Haben wir uns nicht alle schon immer gefragt, wer in einem Kampf Samurai vs. Ritter vs. Wikinger gewinnen würden? Ubisofts neues Spiel For Honor will diese Frage beantworten und schickt Schwert- und Schildträger (und -Trägerinnen) der drei erwähnten Kriegerklassen in einen nie enden wollenden Krieg. Zusammen mit Dom ‚Wickie‘ Schott von GamePro.de bespricht Manu ‚Bushido‘ Fritsch, ob der Multiplayer-Titel mit einer großen Anlehnung an Fighting-Games in Kampfsystem und Spielvarianz überzeugen kann und sich auch für Singleplayer ohne Online-Ambitionen lohnt.

  • Lukas Benedix

    Mich wundert, dass ihr nichts zu „Chivalry – Medieval Warfare“ gesagt habt… daran musste ich am meisten denken, als For Honor angekündigt wurde.

  • iUserProfile

    Also ich hatte zu Beta-Zeiten auch erst Probleme mit der Ehrlosigkeit unter den Kämpfern, aber nachdem ich darüber nachgedacht habe das die Spielmodi eben einfach so gedacht sind und auch so gespielt werden sollen konnte ich die auch viel mehr genießen. Ich respektiere das zwar wenn ehrbare Kämpfer unterwegs sind und würde mich dann ebenso ehrbar verhalten, aber persönlich finde ich das Gefühl gleich zwei oder gar drei Pappnasen gleichzeitig in Schach zu halten oder gar zu besiegen noch viel besser als das Gefühl einem ehrbaren Kämpfer gegenüber zu stehen. Das Kampfsystem ist sogar ganz gut darin das zu ermöglichen wenn man es mal verinnerlicht hat und auch die notwendige Disziplin hat sich der Situation zu stellen anstatt panisch die Flucht zu ergreifen.

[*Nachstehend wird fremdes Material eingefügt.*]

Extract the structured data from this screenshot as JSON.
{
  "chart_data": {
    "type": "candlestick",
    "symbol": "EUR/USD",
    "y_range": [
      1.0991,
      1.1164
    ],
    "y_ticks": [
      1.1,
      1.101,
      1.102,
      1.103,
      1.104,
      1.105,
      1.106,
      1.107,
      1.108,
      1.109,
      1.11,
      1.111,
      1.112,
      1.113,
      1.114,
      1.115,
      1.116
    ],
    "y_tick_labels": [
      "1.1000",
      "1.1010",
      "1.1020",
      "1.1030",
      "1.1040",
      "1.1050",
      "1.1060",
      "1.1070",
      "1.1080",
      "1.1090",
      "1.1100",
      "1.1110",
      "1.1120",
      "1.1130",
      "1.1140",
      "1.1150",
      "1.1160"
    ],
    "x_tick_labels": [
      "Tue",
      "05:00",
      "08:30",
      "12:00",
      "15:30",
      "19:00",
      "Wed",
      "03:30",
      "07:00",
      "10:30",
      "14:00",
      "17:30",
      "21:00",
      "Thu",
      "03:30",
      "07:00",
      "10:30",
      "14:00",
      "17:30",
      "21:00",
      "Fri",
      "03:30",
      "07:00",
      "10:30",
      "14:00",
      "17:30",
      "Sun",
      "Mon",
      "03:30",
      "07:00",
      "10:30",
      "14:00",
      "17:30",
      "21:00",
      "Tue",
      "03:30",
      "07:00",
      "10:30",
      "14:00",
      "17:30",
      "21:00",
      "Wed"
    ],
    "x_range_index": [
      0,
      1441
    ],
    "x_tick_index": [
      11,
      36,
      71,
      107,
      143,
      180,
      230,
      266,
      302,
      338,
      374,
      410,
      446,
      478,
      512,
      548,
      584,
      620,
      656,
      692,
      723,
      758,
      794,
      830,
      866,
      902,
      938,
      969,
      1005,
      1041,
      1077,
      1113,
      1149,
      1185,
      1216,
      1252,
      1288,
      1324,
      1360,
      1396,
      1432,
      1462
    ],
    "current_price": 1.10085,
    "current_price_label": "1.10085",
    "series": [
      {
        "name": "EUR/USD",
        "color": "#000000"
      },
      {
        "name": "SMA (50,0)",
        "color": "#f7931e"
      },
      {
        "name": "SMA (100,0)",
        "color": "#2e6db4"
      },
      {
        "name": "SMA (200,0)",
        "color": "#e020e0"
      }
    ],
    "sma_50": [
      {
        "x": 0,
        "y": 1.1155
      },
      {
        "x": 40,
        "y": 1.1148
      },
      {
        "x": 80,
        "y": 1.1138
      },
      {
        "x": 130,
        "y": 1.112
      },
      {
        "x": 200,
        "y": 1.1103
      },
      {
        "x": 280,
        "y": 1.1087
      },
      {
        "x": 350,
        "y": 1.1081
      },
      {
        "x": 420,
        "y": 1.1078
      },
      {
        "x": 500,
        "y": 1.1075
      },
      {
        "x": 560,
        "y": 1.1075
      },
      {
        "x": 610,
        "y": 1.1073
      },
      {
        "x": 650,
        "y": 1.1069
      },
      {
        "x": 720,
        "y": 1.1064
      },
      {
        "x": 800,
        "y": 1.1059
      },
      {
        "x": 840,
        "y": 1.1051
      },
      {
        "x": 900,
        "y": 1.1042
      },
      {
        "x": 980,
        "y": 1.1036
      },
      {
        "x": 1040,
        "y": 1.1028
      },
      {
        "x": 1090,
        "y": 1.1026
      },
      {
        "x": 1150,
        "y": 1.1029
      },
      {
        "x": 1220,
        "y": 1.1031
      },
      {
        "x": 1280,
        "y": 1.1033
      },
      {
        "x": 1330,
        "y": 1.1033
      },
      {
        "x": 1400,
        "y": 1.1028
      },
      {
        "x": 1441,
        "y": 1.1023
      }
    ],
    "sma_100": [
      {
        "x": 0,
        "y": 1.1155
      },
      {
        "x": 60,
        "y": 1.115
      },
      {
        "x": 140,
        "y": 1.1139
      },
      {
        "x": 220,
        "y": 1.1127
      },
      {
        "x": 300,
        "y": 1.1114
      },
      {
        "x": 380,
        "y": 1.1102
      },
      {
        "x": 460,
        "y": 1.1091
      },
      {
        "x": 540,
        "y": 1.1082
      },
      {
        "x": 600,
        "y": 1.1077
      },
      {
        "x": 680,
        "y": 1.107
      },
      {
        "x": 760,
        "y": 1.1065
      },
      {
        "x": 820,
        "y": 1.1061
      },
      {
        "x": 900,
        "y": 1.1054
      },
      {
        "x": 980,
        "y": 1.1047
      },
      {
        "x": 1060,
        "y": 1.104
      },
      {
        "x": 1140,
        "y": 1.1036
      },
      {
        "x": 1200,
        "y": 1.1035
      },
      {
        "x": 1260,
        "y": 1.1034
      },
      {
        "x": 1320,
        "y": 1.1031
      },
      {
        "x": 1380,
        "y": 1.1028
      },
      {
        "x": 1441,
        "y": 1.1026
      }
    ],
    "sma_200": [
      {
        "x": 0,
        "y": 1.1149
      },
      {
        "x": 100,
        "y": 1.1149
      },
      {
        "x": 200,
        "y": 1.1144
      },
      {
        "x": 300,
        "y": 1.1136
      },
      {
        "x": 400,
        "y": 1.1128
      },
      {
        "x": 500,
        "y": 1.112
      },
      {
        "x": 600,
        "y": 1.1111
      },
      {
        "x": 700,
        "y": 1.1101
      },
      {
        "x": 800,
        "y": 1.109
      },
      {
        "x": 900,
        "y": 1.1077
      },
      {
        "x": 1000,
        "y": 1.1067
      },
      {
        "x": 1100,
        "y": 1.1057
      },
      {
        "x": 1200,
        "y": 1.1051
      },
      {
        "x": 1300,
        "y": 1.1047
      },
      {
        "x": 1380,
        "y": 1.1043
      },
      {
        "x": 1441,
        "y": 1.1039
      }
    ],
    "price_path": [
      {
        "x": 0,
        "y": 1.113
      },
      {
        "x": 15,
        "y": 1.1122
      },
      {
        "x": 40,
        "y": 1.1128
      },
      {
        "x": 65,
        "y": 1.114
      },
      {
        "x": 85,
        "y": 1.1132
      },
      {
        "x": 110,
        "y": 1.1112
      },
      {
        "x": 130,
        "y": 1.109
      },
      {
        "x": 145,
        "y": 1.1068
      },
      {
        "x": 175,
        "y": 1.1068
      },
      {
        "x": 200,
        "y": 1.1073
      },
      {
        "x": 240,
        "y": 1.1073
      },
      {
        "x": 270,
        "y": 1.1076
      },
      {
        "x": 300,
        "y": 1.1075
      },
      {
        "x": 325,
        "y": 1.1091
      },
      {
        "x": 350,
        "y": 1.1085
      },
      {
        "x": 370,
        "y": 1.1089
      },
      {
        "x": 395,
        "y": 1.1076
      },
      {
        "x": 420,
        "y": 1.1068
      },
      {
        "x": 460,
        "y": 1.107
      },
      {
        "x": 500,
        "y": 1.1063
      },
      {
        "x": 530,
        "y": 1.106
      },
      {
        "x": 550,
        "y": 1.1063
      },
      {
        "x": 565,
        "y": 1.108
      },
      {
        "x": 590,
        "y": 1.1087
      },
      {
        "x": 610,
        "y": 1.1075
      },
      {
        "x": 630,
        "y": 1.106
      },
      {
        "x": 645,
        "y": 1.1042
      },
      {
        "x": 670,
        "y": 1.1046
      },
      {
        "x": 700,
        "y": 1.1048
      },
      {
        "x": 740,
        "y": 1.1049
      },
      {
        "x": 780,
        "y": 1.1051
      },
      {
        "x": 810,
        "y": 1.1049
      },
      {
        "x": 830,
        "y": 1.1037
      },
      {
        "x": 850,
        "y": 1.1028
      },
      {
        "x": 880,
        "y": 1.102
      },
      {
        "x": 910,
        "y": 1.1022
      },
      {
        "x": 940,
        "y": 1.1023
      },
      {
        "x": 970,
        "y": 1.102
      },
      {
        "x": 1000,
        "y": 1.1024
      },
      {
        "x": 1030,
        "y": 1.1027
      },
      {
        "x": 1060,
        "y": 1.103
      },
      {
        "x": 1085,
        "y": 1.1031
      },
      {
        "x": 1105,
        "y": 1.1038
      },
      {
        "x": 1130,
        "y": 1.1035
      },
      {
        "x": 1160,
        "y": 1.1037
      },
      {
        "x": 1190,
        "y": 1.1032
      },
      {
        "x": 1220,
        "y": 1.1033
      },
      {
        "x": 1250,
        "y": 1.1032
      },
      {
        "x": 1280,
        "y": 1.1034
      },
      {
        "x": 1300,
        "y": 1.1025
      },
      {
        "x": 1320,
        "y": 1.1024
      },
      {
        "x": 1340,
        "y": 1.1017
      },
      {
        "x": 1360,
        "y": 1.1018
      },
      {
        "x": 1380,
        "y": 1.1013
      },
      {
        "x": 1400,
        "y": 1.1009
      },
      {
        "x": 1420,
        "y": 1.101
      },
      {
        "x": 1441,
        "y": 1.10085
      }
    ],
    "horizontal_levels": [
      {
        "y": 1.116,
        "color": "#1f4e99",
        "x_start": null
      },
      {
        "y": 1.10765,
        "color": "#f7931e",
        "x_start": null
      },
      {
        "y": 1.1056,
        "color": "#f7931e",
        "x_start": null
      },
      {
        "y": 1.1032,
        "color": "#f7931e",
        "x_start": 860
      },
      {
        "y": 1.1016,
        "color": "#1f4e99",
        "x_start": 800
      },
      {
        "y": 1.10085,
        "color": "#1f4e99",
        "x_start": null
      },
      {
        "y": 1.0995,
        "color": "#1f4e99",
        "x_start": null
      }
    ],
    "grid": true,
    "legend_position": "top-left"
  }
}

    Ein Wort zum Realismus: Für den Laien mögen Rüstungen und Kampftechniken hier zwar realistisch anmuten, aber wenn man sich mal etwas näher mit der Materie beschäftigt muss man sagen das For Honor keinen Deut realistischer ist als ein durchschnittliches Fantasy-RPG mit Magie und Drachen. Es werden zwar einige Kampftechniken (Mordhau) dargestellt die durchaus historischen Ursprung haben, aber alle Darstellungen der Kampfchoriografie orientieren sich am Bühnen- oder Schaukampf und haben mit einem realistischen Schlagabtausch gar nichts zu tun. Das Spiel muss ja für das Gameplay lesbar sein und daher kündigt jeder Kämpfer seine Schläge sozusagen schon am Tag vorher an wenn gekämpft wird – etwas was man in einem echten Kampf unbedingt vermeiden würde – genauso wie übertriebene Drehungen und kilometerweites umherschwingen der Waffen. Mal abgesehen davon das die Kämpfertypen alle aus ganz unterschiedlichen Jahrhunderten stammen ist ihre Darstellung auch eher stereotypisch und dumm anstatt realistisch und historisch korrekt. Weder Waffen noch Rüstungen verhalten sich so wie sie es in Echt würden. Dafür birngt das Spiel aber Spaß und das ist ja Sinn und Zweck der ganzen Angelegenheit.